À frente da reunião, a deputada Lilian Behring (PCdoB) ressaltou a importância do debate. “Os profissionais do setor vêm enfrentando diversas violações de direitos no ambiente domiciliar. Recebemos relatos de enfermeiros que são impedidos de se alimentar e até de beber água durante os plantões nas residências. Em outros casos, familiares deixam os pacientes sob responsabilidade do profissional e não retornam. É fundamental que o poder público atue para coibir essas práticas e garantir condições dignas de trabalho a esses profissionais,” afirmou.
A deputada federal Enfermeira Rejane (PCdoB) reforçou a mobilização da categoria. “A presença de diversas entidades e profissionais aqui demonstra que a pauta do home care segue tão urgente quanto outras demandas da enfermagem, como o piso salarial, a jornada de trabalho e a valorização da categoria”, salientou.
Desafios do setor
A presidente do Conselho Regional de Enfermagem do Rio de Janeiro (Coren-RJ), Rosimere Maria, apontou problemas recorrentes enfrentados pelos profissionais no atendimento domiciliar. “Identificamos situações graves, como a restrição ao uso do banheiro por parte dos familiares, o que fere diretamente a dignidade desses trabalhadores. São condições inaceitáveis, que precisam ser enfrentadas com seriedade e fiscalização para garantir o respeito e os direitos da enfermagem”, destacou.

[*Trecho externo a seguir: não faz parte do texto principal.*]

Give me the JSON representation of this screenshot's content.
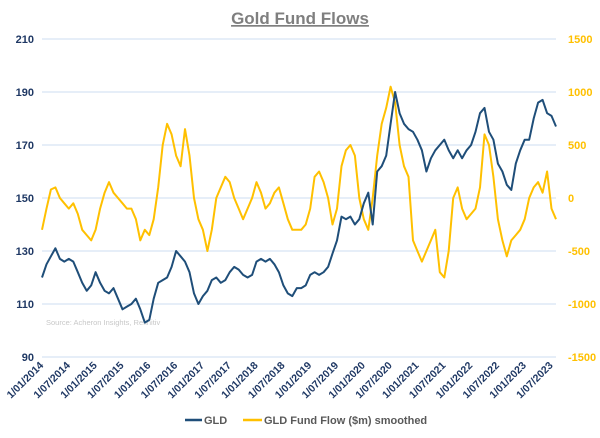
{
  "chart_data": {
    "type": "line",
    "title": "Gold Fund Flows",
    "source": "Source: Acheron Insights, Refinitiv",
    "x_start": "2014-01",
    "x_frequency": "monthly",
    "x_tick_labels": [
      "1/01/2014",
      "1/07/2014",
      "1/01/2015",
      "1/07/2015",
      "1/01/2016",
      "1/07/2016",
      "1/01/2017",
      "1/07/2017",
      "1/01/2018",
      "1/07/2018",
      "1/01/2019",
      "1/07/2019",
      "1/01/2020",
      "1/07/2020",
      "1/01/2021",
      "1/07/2021",
      "1/01/2022",
      "1/07/2022",
      "1/01/2023",
      "1/07/2023"
    ],
    "left_axis": {
      "ylim": [
        90,
        210
      ],
      "ticks": [
        90,
        110,
        130,
        150,
        170,
        190,
        210
      ]
    },
    "right_axis": {
      "ylim": [
        -1500,
        1500
      ],
      "ticks": [
        -1500,
        -1000,
        -500,
        0,
        500,
        1000,
        1500
      ]
    },
    "grid": true,
    "legend_position": "bottom",
    "series": [
      {
        "name": "GLD",
        "axis": "left",
        "color": "#1f4e79",
        "values": [
          120,
          125,
          128,
          131,
          127,
          126,
          127,
          126,
          122,
          118,
          115,
          117,
          122,
          118,
          115,
          114,
          116,
          112,
          108,
          109,
          110,
          112,
          108,
          103,
          104,
          112,
          118,
          119,
          120,
          124,
          130,
          128,
          126,
          122,
          114,
          110,
          113,
          115,
          119,
          120,
          118,
          119,
          122,
          124,
          123,
          121,
          120,
          121,
          126,
          127,
          126,
          127,
          125,
          122,
          117,
          114,
          113,
          116,
          116,
          117,
          121,
          122,
          121,
          122,
          124,
          129,
          134,
          143,
          142,
          143,
          140,
          142,
          148,
          152,
          140,
          160,
          162,
          166,
          178,
          190,
          182,
          178,
          176,
          175,
          172,
          168,
          160,
          165,
          168,
          170,
          172,
          168,
          165,
          168,
          165,
          168,
          170,
          175,
          182,
          184,
          175,
          172,
          163,
          160,
          155,
          153,
          163,
          168,
          172,
          172,
          180,
          186,
          187,
          182,
          181,
          177
        ]
      },
      {
        "name": "GLD Fund Flow ($m) smoothed",
        "axis": "right",
        "color": "#ffc000",
        "values": [
          -300,
          -100,
          80,
          100,
          0,
          -50,
          -100,
          -50,
          -150,
          -300,
          -350,
          -400,
          -300,
          -100,
          50,
          150,
          50,
          0,
          -50,
          -100,
          -100,
          -200,
          -400,
          -300,
          -350,
          -200,
          100,
          500,
          700,
          600,
          400,
          300,
          650,
          400,
          0,
          -200,
          -300,
          -500,
          -300,
          0,
          100,
          200,
          150,
          0,
          -100,
          -200,
          -100,
          0,
          150,
          50,
          -100,
          -50,
          50,
          100,
          -50,
          -200,
          -300,
          -300,
          -300,
          -250,
          -100,
          200,
          250,
          150,
          0,
          -250,
          -100,
          300,
          450,
          500,
          400,
          0,
          -200,
          -300,
          0,
          400,
          700,
          850,
          1050,
          900,
          500,
          300,
          200,
          -400,
          -500,
          -600,
          -500,
          -400,
          -300,
          -700,
          -750,
          -500,
          0,
          100,
          -100,
          -200,
          -150,
          -100,
          100,
          600,
          500,
          200,
          -200,
          -400,
          -550,
          -400,
          -350,
          -300,
          -200,
          0,
          100,
          150,
          50,
          250,
          -100,
          -200
        ]
      }
    ]
  }
}
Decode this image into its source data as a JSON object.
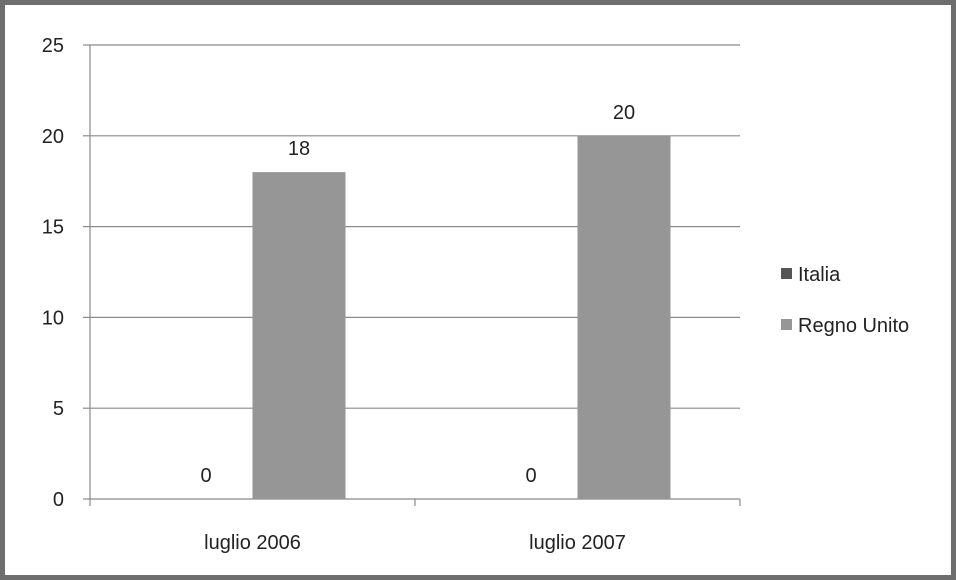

Diretora do Sindicato dos Enfermeiros do Rio de Janeiro (Sindenfrj), Isadora Inácio também destacou os desafios do setor. “A atuação no ambiente domiciliar exige alta responsabilidade, sem o suporte imediato de outros profissionais. Por isso, é fundamental garantir respaldo, acompanhamento e condições adequadas de trabalho, já que qualquer falha recai integralmente sobre o enfermeiro. Se não assegurarmos direitos a quem cuida, como esperar que esses profissionais tenham condições adequadas para exercer sua função?”, disse.
Para a representante de Relações de Trabalho da Central dos Trabalhadores do Brasil (CTB), Cristiane Gerardo, a luta por melhores condições na enfermagem passa pela articulação entre diferentes frentes. “A construção de propostas legislativas, o debate público e o fortalecimento dos movimentos sociais precisam caminhar juntos para que possamos avançar na consolidação de direitos trabalhistas. É fundamental garantir um cenário no mercado de trabalho em que não haja setores mais explorados do que outros dentro da própria enfermagem”, comentou.
Também estiveram presentes na reunião o diretor do Sindicato dos Técnicos e Auxiliares de Enfermagem (Saten-RJ), Dr. Luciano Pinheiro; o responsável da Comissão Nacional de Técnicos e Auxiliares de Enfermagem (Conatenf/Cofen), Paulo Murilo de Paiva e o presidente da Associação Nacional de Auxiliares e Técnicos de Enfermagem (Anaten), Tony Costa.